La précipitation qui prévaut dans votre recherche d’économies à court terme, appelée « accroissement des complémentarités et mise en commun des compétences », a provoqué, force est de le constater une fois de plus, des dysfonctionnements. Ainsi, Mme Bourzai a indiqué que certains gendarmes ne pratiquaient qu’une séance d’entraînement au tir par an, ce qui nous semble tout aussi insuffisant qu’aux instructeurs. Est-ce le temps ou les stands de tir qui manquent ?
Autre exemple de politique de gribouille : pourquoi fermer quatre écoles, celles du Mans, de Montargis, de Châtellerault et de Libourne, alors qu’elles avaient été inaugurées en grande pompe voilà peu de temps, au titre de la réutilisation efficace de sites militaires désertés ?
Ainsi, tant la formation que les investissements immobiliers, qui devraient faire l’objet d’une politique de long terme, sont encore laissés pour compte.
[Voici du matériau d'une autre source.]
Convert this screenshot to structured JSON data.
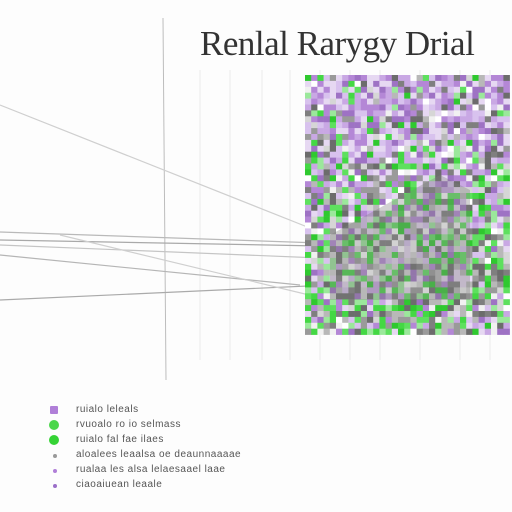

Outre leur insuffisance évidente, témoignant d’un manque de considération criant pour les conditions de logement et de travail des gendarmes, les crédits affectés à l’immobilier non seulement ne tiennent pas compte de la vétusté unanimement reconnue des locaux, mais encore font l’objet d’une présentation très opaque. La disparition du régime particulier lié aux cessions du ministère de la défense, depuis le rattachement de la gendarmerie au ministère de l’intérieur, rend en effet impossibles les comparaisons avec les années antérieures ! Les seules certitudes sont l’insuffisance des moyens et la délégation aux collectivités locales dans des conditions extrêmement désavantageuses pour elles : enfin de la constance dans votre politique !
Les experts nous ont expliqué que les crédits de paiement augmentent de 0,61 %. Certes ! Cependant, il n’a pas pu vous échapper que les charges de personnel représentent près de 83 % des crédits en 2010. Hors titre 2, les crédits de paiement pour les missions de sécurité elles-mêmes sont en baisse de 0,88 %, et encore cette analyse ne tient-elle pas compte de la complexité supplémentaire induite, pour toute comparaison, par l’élargissement du périmètre des crédits du titre 3.
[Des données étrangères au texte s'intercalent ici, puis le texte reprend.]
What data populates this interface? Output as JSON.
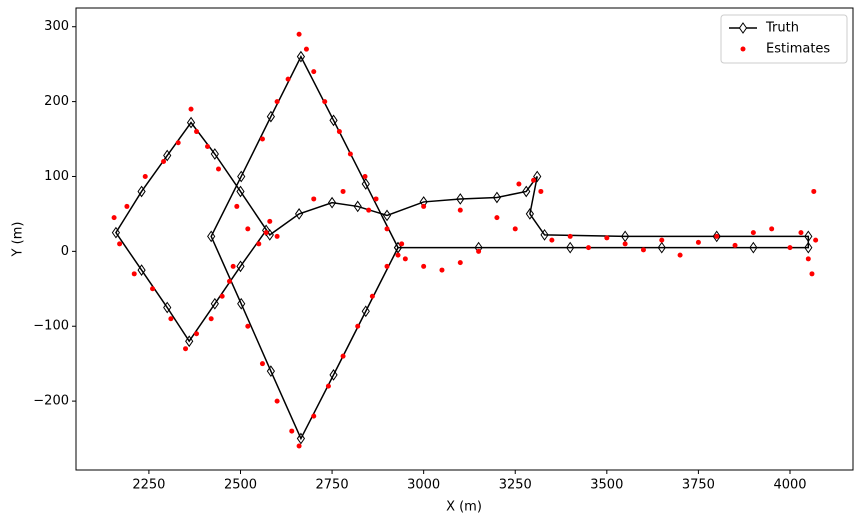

Monsieur le ministre, je ne crois pas qu’un tel projet de budget puisse être de nature à rassurer les gendarmes, les élus et les citoyens quant à la volonté réelle du Gouvernement d’améliorer la sécurité de tous. Vous ne vous étonnerez donc pas que le groupe auquel j’appartiens vote contre. (Applaudissements sur les travées du groupe socialiste et du groupe CRC-SPG.)
M. Paul Blanc. Quelle surprise !
(M. Roger Romani remplace Mme Catherine Tasca au fauteuil de la présidence.)
PRÉSIDENCE DE M. Roger Romani
vice-président
M. le président. La parole est à M. Jacques Berthou.
M. Jacques Berthou. Monsieur le président, monsieur le ministre, mes chers collègues, je tiens à exprimer l’inquiétude que m’inspire le programme 152 « Gendarmerie nationale » du projet de loi de finances pour 2010. En effet, il semble qu’il y ait une inadéquation flagrante entre les besoins et les moyens consentis.
Les derniers résultats parus montrent que la période de janvier à septembre 2009 a été marquée par une augmentation de la criminalité et de la délinquance de 0,45 %. Fait particulièrement significatif, le nombre d’atteintes volontaires à l’intégrité physique, qui avait déjà augmenté de 2,40 % en 2008, progresse de 4,08 % en 2009. Les vols à main armée, la violence scolaire ou encore la violence de proximité augmentent également. J’arrêterai là cette énumération, car, en réalité, la plupart des indicateurs sont au rouge, et ce pas seulement dans les zones urbaines, mais également dans les zones rurales, qui connaissent à leur tour une dégradation de la situation en matière de sécurité.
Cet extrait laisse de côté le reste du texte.